Leda and the Swan


The motif of Leda and the swan is prominent in The Swan Thieves. It was one of those things that I’d heard of but honestly didn’t know a lot about.

Leda was the queen of Sparta, married to Tyndareus. Zeus came to Leda in the form of a swan and impregnates her. (Eww or oh, no! depending of the version.) Leda bore two children by Zeus – Helen and Polydeuces – AND two children by Tyndareus – Castor and Clytemnestra. In some versions, she lays eggs that her children hatch from.
Apparently portraying a woman having sex with a man was too racy in the sixteenth century, but a swan – done!

Paintings by da Vinci and Michaelangelo have been lost. It is interesting that it is believed that the paintings were deliberately destroyed.

William Butler Yeats published a poem called “Leda and the Swan.” He went with the rape version.

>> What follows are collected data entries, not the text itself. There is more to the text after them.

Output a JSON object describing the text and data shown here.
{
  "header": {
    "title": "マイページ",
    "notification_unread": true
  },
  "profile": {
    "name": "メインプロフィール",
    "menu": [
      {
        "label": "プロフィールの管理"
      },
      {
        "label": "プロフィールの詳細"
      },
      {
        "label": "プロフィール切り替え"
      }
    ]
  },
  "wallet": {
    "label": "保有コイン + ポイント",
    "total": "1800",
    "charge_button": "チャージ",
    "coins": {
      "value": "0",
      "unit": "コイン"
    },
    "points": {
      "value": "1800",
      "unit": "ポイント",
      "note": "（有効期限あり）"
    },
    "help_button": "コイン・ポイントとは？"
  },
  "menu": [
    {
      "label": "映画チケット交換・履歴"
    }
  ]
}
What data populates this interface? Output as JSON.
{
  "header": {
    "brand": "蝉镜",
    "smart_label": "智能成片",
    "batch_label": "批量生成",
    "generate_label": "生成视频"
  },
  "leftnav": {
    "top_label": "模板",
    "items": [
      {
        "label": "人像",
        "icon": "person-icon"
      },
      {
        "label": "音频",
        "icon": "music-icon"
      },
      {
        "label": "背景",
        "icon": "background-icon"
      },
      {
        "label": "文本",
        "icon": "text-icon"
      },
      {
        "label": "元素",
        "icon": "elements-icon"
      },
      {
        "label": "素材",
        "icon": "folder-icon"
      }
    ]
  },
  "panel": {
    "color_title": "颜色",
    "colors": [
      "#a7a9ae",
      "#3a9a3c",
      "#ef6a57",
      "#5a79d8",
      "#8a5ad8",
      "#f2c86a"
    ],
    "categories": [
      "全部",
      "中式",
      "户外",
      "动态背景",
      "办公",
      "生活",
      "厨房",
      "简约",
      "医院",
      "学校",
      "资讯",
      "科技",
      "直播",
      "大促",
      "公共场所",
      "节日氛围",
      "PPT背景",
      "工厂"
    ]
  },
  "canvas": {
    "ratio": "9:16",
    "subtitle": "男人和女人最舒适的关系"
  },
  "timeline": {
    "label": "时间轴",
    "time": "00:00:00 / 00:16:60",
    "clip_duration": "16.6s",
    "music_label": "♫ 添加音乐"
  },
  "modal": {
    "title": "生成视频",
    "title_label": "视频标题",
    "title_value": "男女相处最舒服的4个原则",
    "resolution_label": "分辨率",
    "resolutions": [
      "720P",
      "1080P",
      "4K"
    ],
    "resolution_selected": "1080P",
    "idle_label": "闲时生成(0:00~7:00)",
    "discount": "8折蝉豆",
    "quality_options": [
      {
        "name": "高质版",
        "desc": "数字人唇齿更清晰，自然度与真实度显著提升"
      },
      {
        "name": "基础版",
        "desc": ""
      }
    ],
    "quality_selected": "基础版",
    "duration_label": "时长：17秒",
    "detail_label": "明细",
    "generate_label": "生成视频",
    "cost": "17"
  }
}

A sudden blow: the great wings beating still
Above the staggering girl, her thighs caressed
By the dark webs, her nape caught in his bill,
He holds her helpless breast upon his breast.
How can those terrified vague fingers push
The feathered glory from her loosening thighs?
And how can body, laid in that white rush,
But feel the strange heart beating where it lies?
A shudder in the loins engenders there
The broken wall, the burning roof and tower
And Agamemnon dead.

Being so caught up,
So mastered by the brute blood of the air,
Did she put on his knowledge with his power
Before the indifferent beak could let her drop?

I think my favorite painted version of Leda and the Swan is by Cezanne.